Although the 7th Circuit Court of Appeals agreed the party of investors did have a “poor lawyer,” the panel declined to overturn the nearly $450,000 judgment against them, saying “legal bungling … does not justify reopening a judgment.”
Three investors – Anuj Grover, Arjun Grover, and Dharam Punwani – challenged a default against them entered by the court clerk after Choice Hotels sued SBQI Inc. for breach of a franchise agreement and their first attorney did not answer the complaint. The trio got a new attorney, arguing their signatures on the franchise agreement were forgeries.
Their new counsel, Elton Johnson, said he would try to vacate the default, negotiate a settlement and defend against Choice Hotels’ demand for damages.

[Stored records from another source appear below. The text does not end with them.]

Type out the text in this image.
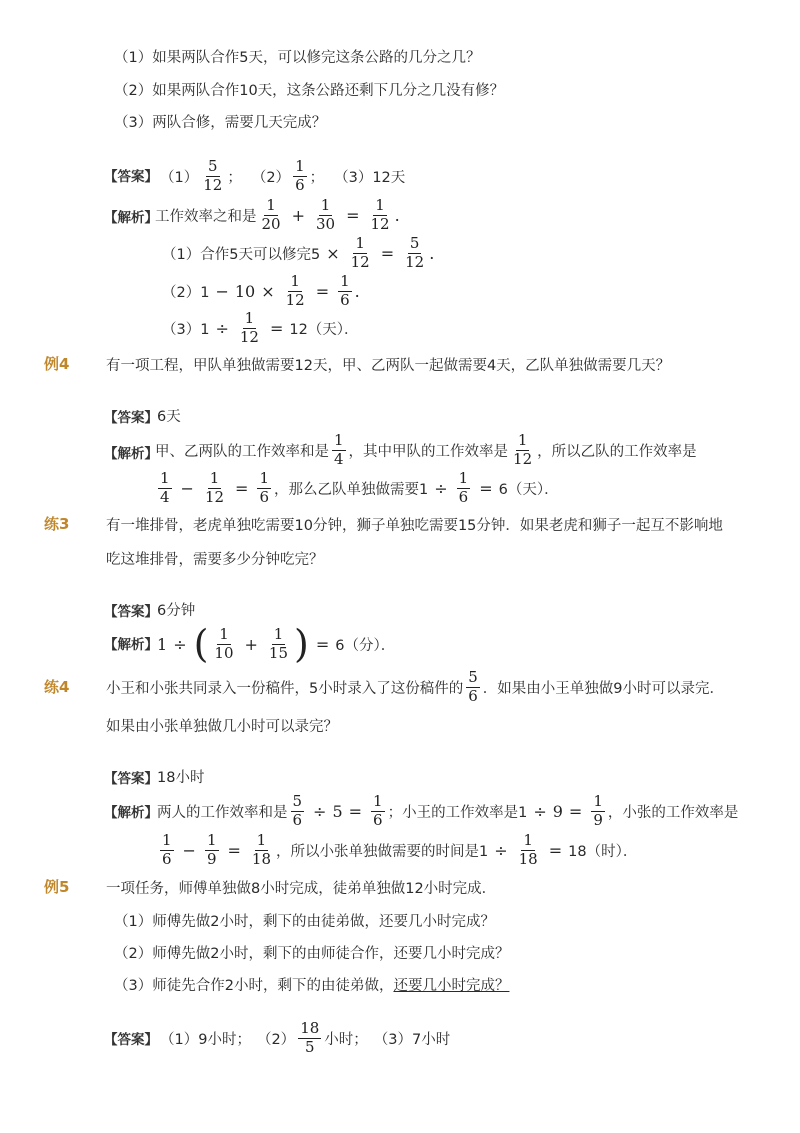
（1）如果两队合作5天，可以修完这条公路的几分之几？
（2）如果两队合作10天，这条公路还剩下几分之几没有修？
（3）两队合修，需要几天完成？
【答案】 $(1) \frac{5}{12}$ ； $(2) \frac{1}{6}$ ； （3）12天
【解析】
工作效率之和是 $\frac{1}{20} + \frac{1}{30} = \frac{1}{12}$ .
（1）合作5天可以修完$5 \times \frac{1}{12} = \frac{5}{12}$ .
$(2)1 - 10 \times \frac{1}{12} = \frac{1}{6}$ .
$(3)1 \div \frac{1}{12} = 12$（天）．
例4	有一项工程，甲队单独做需要12天，甲、乙两队一起做需要4天，乙队单独做需要几天？
【答案】 6天
【解析】
甲、乙两队的工作效率和是 $\frac{1}{4}$ ，其中甲队的工作效率是 $\frac{1}{12}$ ，所以乙队的工作效率是
$\frac{1}{4} - \frac{1}{12} = \frac{1}{6}$ ，那么乙队单独做需要$1 \div \frac{1}{6} = 6$（天）．
练3	有一堆排骨，老虎单独吃需要10分钟，狮子单独吃需要15分钟．如果老虎和狮子一起互不影响地
吃这堆排骨，需要多少分钟吃完？
【答案】 6分钟
【解析】 1 ÷ ( $\frac{1}{10} + \frac{1}{15}$ ) = 6（分）．
练4	小王和小张共同录入一份稿件，5小时录入了这份稿件的 $\frac{5}{6}$ ．如果由小王单独做9小时可以录完．
如果由小张单独做几小时可以录完？
【答案】 18小时
【解析】 两人的工作效率和是 $\frac{5}{6} \div 5 = \frac{1}{6}$ ；小王的工作效率是$1 \div 9 = \frac{1}{9}$ ，小张的工作效率是
$\frac{1}{6} - \frac{1}{9} = \frac{1}{18}$ ，所以小张单独做需要的时间是$1 \div \frac{1}{18} = 18$（时）．
例5	一项任务，师傅单独做8小时完成，徒弟单独做12小时完成．
（1）师傅先做2小时，剩下的由徒弟做，还要几小时完成？
（2）师傅先做2小时，剩下的由师徒合作，还要几小时完成？
（3）师徒先合作2小时，剩下的由徒弟做，还要几小时完成？
【答案】 （1）9小时； $(2) \frac{18}{5}$ 小时； （3）7小时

However, Johnson did not answer the complaint, file a motion to vacate the default, engage in discovery or reply to Choice Hotels’ motion for summary judgment.

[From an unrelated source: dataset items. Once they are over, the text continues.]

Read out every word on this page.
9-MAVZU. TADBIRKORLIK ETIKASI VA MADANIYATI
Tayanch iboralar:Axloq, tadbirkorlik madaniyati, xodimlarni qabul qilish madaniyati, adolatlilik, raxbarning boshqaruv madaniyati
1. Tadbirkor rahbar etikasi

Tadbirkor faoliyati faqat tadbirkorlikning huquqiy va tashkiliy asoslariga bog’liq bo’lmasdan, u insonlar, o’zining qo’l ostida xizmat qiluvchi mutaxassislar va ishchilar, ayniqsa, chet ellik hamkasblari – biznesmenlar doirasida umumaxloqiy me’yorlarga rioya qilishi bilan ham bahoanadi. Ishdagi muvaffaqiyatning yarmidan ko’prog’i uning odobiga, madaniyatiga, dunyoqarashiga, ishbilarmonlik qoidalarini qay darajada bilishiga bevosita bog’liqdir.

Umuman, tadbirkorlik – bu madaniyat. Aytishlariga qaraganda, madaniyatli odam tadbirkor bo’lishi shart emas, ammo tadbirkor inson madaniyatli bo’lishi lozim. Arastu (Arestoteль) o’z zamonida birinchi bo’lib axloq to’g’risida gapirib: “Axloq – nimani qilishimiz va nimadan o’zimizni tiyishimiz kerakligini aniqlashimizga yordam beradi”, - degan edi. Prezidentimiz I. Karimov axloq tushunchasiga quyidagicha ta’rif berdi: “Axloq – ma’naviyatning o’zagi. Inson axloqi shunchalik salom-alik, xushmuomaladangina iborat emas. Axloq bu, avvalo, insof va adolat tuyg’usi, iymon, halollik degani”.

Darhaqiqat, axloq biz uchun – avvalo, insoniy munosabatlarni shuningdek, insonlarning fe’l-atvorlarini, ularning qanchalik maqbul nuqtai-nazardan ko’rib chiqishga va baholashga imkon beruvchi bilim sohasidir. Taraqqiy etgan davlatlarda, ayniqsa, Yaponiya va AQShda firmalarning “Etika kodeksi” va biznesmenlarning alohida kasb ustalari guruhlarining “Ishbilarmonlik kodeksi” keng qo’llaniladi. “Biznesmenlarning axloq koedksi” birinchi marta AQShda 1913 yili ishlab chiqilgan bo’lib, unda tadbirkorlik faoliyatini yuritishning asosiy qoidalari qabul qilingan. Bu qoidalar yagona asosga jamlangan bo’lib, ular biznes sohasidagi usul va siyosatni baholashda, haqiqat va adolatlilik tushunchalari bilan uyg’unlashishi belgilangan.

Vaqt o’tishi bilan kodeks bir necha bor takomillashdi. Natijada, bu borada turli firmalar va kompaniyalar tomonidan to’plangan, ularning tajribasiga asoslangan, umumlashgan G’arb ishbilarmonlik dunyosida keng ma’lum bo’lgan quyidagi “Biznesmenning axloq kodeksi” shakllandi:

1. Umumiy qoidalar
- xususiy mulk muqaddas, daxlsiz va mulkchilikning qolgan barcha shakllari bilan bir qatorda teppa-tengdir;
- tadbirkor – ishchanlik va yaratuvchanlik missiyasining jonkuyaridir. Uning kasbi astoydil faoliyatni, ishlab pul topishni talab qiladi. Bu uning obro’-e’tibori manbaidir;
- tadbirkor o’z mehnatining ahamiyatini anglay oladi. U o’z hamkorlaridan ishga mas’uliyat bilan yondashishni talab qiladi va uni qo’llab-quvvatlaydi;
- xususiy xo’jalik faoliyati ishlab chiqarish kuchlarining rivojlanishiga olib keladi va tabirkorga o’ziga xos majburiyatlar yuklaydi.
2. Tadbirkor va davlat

Consequently, the District Court set damages at $430, 286.75.
Again, the investors hired another lawyer and filed a motion to set aside the judgment. The District Court rejected the motion, observing the remedy for legal neglect is a malpractice suit against the lawyer rather than continuing litigation and upsetting the adversary’s legitimate expectations based on the final judgment.
The 7th Circuit agreed Johnson “unquestionably is a poor lawyer.” Following five disciplinary complaints against him, he was indefinitely suspended from practice in March 2014, less than four years after his admission to the bar.
But the panel noted although the litigants suspected Johnson was not protecting their interests, they did not replace him promptly. They took no action other than sending him emails and making unreturned phone calls. Also, they did not consult the court docket which would have shown Johnson was not filing essential documents.
“…the fact remains that civil litigants are responsible for their own choices and their own inaction,” Judge Frank Easterbrook wrote in Choice Hotels International, Inc. v. Anuj Grover, Arjun Grover and Dharam Punwani, 14-3294. “Litigants who know or strongly suspect that their lawyers are asleep on the job must act to protect their own interests by hiring someone else.”